Wittgenstein/Bödefeld..  Windkraft ist das Thema einer Podiumsdiskussion am heutigen Mittwoch, 14. Januar, 19 Uhr, in der Schützenhalle in Schmallenberg Bödefeld die als WDR-Stadtgespräch stattfindet. Die Kommunen stellen regional Windenergiepläne auf.

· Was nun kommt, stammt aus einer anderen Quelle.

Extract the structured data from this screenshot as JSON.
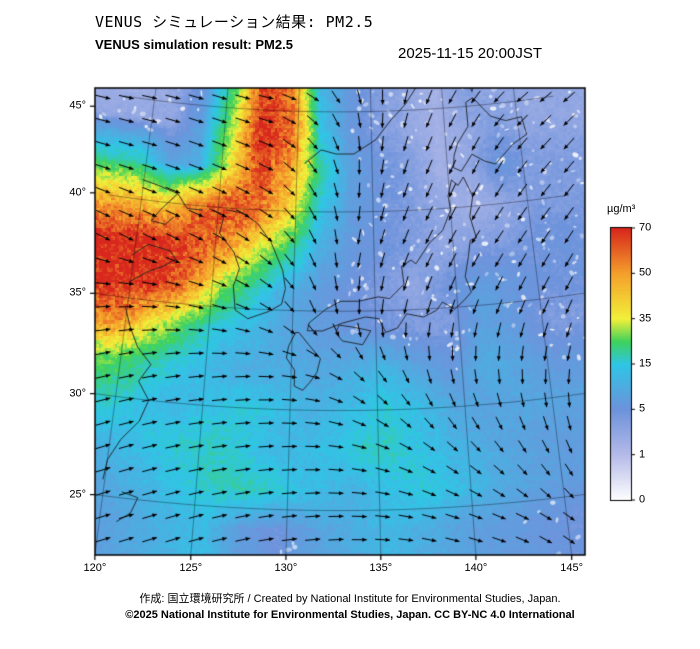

Auch die Bezirksregierung Arnsberg legte sich ins Zeug und stellte einen regionalen Windenergieplan auf, der mögliche Standorte in Südwestfalen auflistet. Eine Arbeit, die die meisten Kommunen für ihre Gebiete schon erledigt hatten. Die Überraschung war groß, denn viele von den Kommunen als ungeeignet abgehakte Flächen tauchten in der Arnsberger Liste auf – sogar beliebte Ausflugsziele wie der Kindelsberg bei Kreuztal oder der Borberg im Sauerland. Jahrelange Vorarbeit in den Rathäusern, Absprachen mit Bürgern, teure Gutachten – alles in den Wind geschlagen.

Und der bläst den Planern in Düsseldorf und Arnsberg nicht nur aus den Rathäusern ins Gesicht. Auch der Widerstand von Bürgerinitiativen hat eine ganz neue Qualität bekommen. Windkraftgegner im ganzen Land haben sich zusammengeschlossen. Sie sind fest entschlossen zu verhindern, dass Windräder dort aufgestellt werden, wo sie Mensch, Natur und Landschaft schaden könnten.

Minister Remmel und viele Gäste

Erstickt die Energiewende in NRW im Planungschaos? Sind 15 Prozent Windenergie-Anteil bis 2020 überhaupt zu schaffen? Kann gegen den Bürgerwillen weitergeplant werden? Darüber diskutieren auf dem Podium: Johannes Remmel, Umweltminister NRW, Bernhard Halbe, Bürgermeister Schmallenberg, Jan Dobbertin, Landesverband „Erneuerbare Energien“, Josef Tumbrinck, Vorsitzender NABU-NRW, Michael Guse, „Vernunftwende“-Bündnis NRW. Moderiert wird das Ganze von Judith Schulte-Loh und Denis Stephan.